Father Gerald Murray

I'm on a diet. That means you're attacking my freedom and undermining my beliefs each time -you- eat a doughnut.

I'm serious, you're doing me harm. OK not actual harm, try metaphysical harm. By eating that doughnut you're not harming me personally, but you're sure making my imagination hurt. It's really very selfish of you. It's probably a terrific sin.

I think you should put the doughnut down and examine your conscience instead.

This, sadly, is the level of logic you'll hear nightly on Fox News when it comes to justifying a ban on marriage equality for the gays. It's so bluntly stupid it's depressing to watch adults still indulge in it (and pundits listen to it).

As America waits for the Supreme Court ruling in late June it seems that some of the last, lousy vestiges of an ancient hatred have been reduced to this repellent dumb show.

But where does an ancient hatred go when it finds itself homeless? What happens when the nation (and the world) begins to treat a despised minority with compassion and long-delayed justice?

Well, some people's heads explode, that's what happens. Take Father Gerald Murray, pastor of the  Church of the Holy Family near the United Nations.

Father Murray joined Megyn Kelly on Fox earlier this week to insist that the gays are the real bigots, and that their real intent is to oppress and victimize Catholics (and Christians generally):

'You can caricature Christian teaching and call it bigotry and that's reasonable speech on the left these days. This nonsense that we want to disadvantage blacks, when we say that homosexual activity is sinful, to call that equivalent to denying them their basic rights — no, we're telling them if you want to live a good life, you have to follow what Jesus said.'

Jesus said nothing about gay people, Father Murray. Not one word. I'm no student of the Bible but even I know that.

Undaunted, Father Murray continued:  'Basically, this is an attack on our freedom to preach what we believe.'

Is it, though? I can't recall a single gay rights leader calling for the censoring of a church. Theology and the law make uncomfortable bedfellows I grant you Father Murray, but I fail to see how Adam and Steve getting happily hitched attacks the Church, your freedom of speech or even you personally. It's the old thier doughnut is making you fat problem, isn't it?

It appears Father Murray will not be placated, however:

'They used to want to debate the merits of gay marriage. Now, they simply want to assert that this is the only rational and Christian thing to do, and historic Christianity and the Catholic Church says absolutely not…'

But for the record Father Murray, same sex marriage equality is the pursuit of equality under federal law, as promised in the Constitution. It is a civic right, one that need have nothing whosoever to do with any religion.
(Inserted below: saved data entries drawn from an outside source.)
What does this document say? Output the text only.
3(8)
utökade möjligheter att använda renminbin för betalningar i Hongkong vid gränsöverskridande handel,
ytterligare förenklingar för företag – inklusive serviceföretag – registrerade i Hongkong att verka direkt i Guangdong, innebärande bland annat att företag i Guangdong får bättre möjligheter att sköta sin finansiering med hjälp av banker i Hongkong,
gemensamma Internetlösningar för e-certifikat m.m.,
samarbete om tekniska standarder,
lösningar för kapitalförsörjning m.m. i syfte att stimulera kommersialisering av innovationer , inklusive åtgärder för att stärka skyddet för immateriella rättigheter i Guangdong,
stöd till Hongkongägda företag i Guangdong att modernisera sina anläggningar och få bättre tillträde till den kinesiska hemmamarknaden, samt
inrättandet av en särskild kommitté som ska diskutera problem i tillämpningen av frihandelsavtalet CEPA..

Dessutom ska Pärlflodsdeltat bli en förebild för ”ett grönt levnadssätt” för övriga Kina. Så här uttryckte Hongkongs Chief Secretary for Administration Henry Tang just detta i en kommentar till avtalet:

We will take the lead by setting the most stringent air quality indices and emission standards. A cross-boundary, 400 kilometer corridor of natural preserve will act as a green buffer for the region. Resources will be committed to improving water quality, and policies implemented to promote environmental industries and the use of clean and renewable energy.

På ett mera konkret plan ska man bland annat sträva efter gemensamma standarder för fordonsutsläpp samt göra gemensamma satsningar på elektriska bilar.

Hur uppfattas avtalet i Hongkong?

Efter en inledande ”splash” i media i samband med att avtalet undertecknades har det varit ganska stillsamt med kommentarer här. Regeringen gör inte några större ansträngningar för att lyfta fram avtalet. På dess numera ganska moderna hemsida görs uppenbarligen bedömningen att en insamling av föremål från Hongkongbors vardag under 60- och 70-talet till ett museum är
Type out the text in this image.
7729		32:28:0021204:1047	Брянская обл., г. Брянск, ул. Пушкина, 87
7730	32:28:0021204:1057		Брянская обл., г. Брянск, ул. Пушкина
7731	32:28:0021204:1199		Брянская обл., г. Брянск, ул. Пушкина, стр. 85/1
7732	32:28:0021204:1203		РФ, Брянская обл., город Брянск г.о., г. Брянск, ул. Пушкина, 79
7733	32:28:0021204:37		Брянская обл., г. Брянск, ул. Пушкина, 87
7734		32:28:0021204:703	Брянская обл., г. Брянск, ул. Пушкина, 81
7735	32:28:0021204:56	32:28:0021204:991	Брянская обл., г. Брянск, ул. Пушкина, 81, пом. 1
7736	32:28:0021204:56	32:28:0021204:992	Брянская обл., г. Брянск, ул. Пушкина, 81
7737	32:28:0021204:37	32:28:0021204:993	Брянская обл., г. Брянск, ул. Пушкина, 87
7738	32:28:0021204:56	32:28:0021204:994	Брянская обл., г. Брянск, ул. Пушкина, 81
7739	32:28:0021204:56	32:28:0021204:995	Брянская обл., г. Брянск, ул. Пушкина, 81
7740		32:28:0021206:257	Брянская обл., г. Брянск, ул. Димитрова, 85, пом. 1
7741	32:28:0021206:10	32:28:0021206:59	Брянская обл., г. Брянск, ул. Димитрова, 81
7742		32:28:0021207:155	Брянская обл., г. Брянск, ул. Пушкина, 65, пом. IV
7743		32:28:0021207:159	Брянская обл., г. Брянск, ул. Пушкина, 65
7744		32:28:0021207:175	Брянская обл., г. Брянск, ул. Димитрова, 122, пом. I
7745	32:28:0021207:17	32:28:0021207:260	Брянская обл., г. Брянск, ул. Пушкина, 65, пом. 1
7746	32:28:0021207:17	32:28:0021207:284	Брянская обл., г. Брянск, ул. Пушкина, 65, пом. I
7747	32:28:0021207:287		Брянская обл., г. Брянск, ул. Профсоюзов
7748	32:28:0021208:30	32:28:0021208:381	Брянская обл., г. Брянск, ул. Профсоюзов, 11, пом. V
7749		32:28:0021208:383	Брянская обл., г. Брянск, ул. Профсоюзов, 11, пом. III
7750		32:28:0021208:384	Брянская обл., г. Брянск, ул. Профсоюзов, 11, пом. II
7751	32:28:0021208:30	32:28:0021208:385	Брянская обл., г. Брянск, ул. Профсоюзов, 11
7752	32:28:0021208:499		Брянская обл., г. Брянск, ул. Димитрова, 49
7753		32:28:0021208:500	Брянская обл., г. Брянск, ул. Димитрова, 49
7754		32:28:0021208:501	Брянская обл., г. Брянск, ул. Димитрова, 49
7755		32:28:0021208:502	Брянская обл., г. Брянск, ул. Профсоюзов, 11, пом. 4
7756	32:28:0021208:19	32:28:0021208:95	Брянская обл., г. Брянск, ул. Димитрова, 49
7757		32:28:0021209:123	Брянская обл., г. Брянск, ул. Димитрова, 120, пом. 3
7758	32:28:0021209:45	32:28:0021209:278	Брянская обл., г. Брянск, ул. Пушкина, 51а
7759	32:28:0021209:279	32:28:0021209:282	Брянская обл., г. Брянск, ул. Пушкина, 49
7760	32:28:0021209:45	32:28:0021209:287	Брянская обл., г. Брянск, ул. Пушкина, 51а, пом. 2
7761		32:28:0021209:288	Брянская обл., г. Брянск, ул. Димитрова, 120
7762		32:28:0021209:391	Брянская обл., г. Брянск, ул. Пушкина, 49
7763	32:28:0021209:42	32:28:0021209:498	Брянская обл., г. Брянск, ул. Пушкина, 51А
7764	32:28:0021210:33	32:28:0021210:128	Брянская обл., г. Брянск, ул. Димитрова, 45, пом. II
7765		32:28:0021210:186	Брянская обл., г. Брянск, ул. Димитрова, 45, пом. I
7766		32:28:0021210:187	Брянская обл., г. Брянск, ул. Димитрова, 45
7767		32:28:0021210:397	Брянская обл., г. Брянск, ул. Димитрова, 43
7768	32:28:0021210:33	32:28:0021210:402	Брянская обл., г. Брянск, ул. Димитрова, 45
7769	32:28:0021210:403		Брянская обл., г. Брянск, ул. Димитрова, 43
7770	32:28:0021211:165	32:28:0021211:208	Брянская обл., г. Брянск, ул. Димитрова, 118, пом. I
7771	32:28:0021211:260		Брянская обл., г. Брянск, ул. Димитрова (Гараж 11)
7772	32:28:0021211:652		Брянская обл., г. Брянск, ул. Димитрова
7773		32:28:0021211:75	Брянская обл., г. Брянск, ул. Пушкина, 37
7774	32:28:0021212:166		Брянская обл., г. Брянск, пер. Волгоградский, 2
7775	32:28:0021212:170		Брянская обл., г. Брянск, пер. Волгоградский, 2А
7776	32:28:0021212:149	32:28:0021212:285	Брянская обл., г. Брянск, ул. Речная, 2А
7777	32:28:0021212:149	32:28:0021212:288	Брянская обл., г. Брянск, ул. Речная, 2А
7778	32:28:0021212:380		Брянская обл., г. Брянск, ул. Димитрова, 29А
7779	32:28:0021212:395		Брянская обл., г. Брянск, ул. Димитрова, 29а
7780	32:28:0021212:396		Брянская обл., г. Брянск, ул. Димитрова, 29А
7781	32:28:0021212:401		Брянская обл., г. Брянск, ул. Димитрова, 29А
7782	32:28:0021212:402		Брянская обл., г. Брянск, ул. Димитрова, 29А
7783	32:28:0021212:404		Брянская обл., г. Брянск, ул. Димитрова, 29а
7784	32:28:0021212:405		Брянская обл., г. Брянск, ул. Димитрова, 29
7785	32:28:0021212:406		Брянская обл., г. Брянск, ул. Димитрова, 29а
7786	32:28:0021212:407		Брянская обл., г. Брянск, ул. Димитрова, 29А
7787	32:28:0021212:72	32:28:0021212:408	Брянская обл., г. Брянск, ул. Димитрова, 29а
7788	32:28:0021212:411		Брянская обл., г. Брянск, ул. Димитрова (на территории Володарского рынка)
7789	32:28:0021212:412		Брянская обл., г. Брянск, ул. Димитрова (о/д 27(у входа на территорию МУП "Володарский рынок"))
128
Father Murray has no time for the complicating claims of reality though, adding: 'There's no such thing as gay marriage.'

Well, in point of fact there is, but go ahead and have your say Father Murray:

'You can name something marriage. It's not that.'

To Father Murray it's not a full-fat marriage, it's the famous skimmed milk marriage that Justice Ruth Bader Ginsburg referred to last week during the oral hearings on DOMA. 'If same sex marriage doesn't confer the same legal rights and entitlements of opposite sex marriage then what kind of marriages are these,' she wondered?

Once again Father Murray has the answer: 'Instead of debating me on that, they want to say, 'You're a bigot. You're equal to a racist. You're equal to an anti-feminist' and all the rest, and I say, hold on, that's not the reality at all. We love everyone, including sinners of all types, but we don't tell the sinner, well, you'd like to have a legal recognition for your relationship, go ahead and have it. We don't do that.'

It's instructive to watch representatives of the institution that gave us the biggest sex scandals in history (and the biggest cover ups) still pointing the finger, rather than turning the other cheek.

But is this how the church shows its love to gays, by denying them their own agency, by insulting their personhood, by calling them sinners and then insisting they're attacking the church, the family and the nation? What kind of love is that, I wonder?

The ease with which Father Murray calls others sinners contrasts sharply with his displeasure at being called a bigot, doesn't it?

Father Murray's claims are baseless. He is quite free to say what he likes and associate with whom he likes. He claims he wants to protect his free speech, but he seems to have no appetite to accept the consequences of his speech when others take a different view.

The Catholic Church is two millennia old, fabulously wealthy, and internationally influential. It's insupportable nonsense to claim it or any other denomination is under threat from gay people. Father Murray's paranoiac rantings give the lie to Cardinal Dolan's recent claim that the Church will amend it's outreach to gays so that they know they are loved.